I realized that a million visitors off ships would probably make a good upper limit, and that with better planning and more involvement from the city, Juneau might be able to sustain that number and still provide a top-quality experience to our quests. In 2018, we saw 1.2 million visitors. In 2019, just fewer than 1.3 million
These numbers proved to be too much for most venues and the quality experience that is Juneau suffered. With top-notch tour companies and great guides, Juneau still put on a good show, but the true Alaska experience was no longer what it should be. Logistics had become more important than the experience. 2020, the summer that wasn’t, would have brought over 1.4 million cruise ship visitors and some new and bigger ships.
This growing problem was recognized by many and the city assembly hosted some special meetings, the mayor established a task force, plans and ideas were discussed and shared, and a draft was published. Then COVID-19 hit, and all this work came to a halt.

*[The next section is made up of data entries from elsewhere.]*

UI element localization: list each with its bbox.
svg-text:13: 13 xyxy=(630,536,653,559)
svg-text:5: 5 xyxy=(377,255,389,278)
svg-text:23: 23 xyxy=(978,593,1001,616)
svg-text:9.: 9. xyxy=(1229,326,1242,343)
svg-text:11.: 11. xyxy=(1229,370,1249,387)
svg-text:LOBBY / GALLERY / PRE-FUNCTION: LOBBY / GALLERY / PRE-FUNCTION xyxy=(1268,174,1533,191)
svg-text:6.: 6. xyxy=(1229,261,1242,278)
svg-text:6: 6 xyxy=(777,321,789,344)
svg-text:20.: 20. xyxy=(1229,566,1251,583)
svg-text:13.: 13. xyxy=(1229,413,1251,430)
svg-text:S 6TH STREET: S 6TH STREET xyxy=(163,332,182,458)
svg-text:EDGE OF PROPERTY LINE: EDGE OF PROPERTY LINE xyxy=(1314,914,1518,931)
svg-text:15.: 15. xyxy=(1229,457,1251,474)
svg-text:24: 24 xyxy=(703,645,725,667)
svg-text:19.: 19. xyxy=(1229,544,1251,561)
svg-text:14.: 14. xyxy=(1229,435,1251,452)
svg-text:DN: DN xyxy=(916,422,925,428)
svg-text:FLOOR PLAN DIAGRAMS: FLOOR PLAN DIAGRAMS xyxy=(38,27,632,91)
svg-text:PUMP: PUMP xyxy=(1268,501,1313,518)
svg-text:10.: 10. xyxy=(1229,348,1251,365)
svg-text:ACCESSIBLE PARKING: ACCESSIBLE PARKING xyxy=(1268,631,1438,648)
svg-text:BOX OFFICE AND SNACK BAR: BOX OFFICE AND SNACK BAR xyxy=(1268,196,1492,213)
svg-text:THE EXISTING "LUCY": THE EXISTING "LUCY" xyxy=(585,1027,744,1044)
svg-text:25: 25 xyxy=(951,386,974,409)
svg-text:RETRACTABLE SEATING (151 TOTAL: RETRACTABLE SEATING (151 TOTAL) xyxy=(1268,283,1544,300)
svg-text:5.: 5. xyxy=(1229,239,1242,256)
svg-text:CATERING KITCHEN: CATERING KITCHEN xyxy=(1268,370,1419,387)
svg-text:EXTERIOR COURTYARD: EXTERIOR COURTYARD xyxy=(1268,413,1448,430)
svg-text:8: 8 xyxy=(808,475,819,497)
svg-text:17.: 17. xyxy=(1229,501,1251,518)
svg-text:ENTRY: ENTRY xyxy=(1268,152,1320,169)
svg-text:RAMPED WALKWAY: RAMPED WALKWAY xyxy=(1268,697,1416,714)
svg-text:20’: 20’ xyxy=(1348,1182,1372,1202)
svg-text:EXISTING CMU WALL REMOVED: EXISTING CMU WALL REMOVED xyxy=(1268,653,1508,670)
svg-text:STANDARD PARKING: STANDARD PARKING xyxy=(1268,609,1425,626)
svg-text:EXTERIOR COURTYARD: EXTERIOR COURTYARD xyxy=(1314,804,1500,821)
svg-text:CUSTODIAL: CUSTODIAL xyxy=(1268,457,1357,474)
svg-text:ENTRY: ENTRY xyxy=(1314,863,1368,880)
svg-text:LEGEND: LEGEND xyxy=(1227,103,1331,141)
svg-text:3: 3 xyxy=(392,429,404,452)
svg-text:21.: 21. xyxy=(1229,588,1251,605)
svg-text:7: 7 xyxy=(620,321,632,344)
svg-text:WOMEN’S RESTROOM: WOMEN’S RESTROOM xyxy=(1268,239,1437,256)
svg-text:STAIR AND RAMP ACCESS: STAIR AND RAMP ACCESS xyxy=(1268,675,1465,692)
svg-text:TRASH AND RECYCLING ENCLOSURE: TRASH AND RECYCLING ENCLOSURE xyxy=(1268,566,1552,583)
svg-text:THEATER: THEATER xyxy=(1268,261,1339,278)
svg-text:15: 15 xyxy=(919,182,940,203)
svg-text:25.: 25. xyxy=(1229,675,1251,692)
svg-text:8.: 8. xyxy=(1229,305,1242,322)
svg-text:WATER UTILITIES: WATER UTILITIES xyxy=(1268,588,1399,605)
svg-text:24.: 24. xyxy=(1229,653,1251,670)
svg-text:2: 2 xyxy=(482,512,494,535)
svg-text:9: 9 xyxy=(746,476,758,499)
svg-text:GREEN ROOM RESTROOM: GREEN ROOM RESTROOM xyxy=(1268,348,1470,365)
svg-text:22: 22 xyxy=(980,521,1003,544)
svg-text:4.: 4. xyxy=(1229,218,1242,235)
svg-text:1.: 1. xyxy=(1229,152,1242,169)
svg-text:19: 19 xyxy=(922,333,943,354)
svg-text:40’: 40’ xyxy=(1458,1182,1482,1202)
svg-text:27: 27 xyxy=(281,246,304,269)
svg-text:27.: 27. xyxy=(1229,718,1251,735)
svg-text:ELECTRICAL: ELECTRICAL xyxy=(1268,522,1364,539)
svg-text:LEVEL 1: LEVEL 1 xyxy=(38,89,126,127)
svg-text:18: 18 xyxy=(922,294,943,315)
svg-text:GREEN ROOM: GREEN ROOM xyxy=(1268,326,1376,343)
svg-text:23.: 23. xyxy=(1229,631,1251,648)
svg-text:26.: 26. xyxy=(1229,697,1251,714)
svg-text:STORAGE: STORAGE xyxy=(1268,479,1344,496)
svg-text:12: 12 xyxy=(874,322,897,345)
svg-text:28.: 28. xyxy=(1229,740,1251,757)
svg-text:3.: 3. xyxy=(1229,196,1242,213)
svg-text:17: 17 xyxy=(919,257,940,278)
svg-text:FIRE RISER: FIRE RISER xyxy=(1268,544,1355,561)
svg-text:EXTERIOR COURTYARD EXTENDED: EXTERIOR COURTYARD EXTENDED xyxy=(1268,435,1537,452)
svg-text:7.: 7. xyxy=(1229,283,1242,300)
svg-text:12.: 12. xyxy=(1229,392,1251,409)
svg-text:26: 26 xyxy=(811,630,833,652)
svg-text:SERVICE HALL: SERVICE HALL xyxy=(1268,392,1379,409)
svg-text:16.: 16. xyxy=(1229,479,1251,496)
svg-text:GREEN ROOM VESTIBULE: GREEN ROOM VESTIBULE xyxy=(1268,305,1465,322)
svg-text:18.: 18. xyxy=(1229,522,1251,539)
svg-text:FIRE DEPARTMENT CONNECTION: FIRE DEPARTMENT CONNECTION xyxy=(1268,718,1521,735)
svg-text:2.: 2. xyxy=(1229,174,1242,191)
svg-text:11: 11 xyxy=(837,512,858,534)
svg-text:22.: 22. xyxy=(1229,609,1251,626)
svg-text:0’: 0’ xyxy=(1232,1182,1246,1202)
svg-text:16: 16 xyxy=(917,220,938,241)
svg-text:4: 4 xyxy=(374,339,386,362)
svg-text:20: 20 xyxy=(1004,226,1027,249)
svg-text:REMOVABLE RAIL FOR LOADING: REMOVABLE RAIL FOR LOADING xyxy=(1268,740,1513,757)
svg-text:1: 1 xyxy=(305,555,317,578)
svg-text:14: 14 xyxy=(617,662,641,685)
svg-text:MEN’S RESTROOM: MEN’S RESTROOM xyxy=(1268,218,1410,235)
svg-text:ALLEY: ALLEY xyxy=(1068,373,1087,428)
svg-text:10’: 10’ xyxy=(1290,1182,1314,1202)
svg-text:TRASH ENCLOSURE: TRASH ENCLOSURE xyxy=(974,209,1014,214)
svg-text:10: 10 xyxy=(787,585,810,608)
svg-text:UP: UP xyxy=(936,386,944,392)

Today, most tourism businesses are struggling. Some will not survive. Thousands of jobs have disappeared, and Juneau is suffering. People worry about the future. Fortunately, people want to visit Alaska, so the ships will return. Of course, the problems they create will return with them.
Some are circulating ballot measures to control the return of the ships. I think the current attempts would put unrealistic restrictions on the industry and are asking the wrong questions. It’s hard to see them passing. Others in the business stand ready to open wide the doors and let in as many ships and tourists as will fit but offer only the Mayor’s Draft Task Force report as a solution and that report, though it has many good ideas, only skirts around the problem of too many people.
I think both of these extremes are mistakes and that if people choose sides without a clear vision of our future, we risk creating a situation where it will be hard to meet in the middle. With the ships in hiatus Juneau has been given a rare second chance to get tourism right, to correct mistakes we have already made, and to avoid other mistakes going forward.
Tourism can be buses lined up 15 or 20 deep at the glacier waiting to unload, or groups standing in the rain at Auke Bay and seeing their whale watching boat doing circles in the harbor looking for a spot at the crowded dock. Tourism can be back-to-back hiking groups on the trails, downtown sidewalks packed to bursting and traffic so congested an ambulance or fire truck can’t get through. This is what happened 2018 and 2019.
Raw tourism is not a pretty sight. A quality visit to Juneau encompassing both tours and experiences should be our objective.
While working for Princess and then many years with Gastineau Guiding, we often talked about sharing the Alaska experience with our guests, not just giving them a tour. With visitor numbers climbing every year, many guests to Juneau aren’t getting the true Alaska experience.
The city government has glanced at the problems but the draft plan from the mayor’s task force talks of much that should have been done years ago and now languishes at the very time we should be making decisions and moving forward.
If the city would get a grip on the number of guests, per day, per week, per season and spread the ships out evenly throughout the week, we would be well on our way to developing a sustainable industry, a great place to visit, and not just be another stop on a ships schedule.
Cameron Byrnes is a 45-year resident of Juneau. Byrnes has worked in tourism as a tour guide and in other roles for 25 years for both Princess and Gastineau Guiding.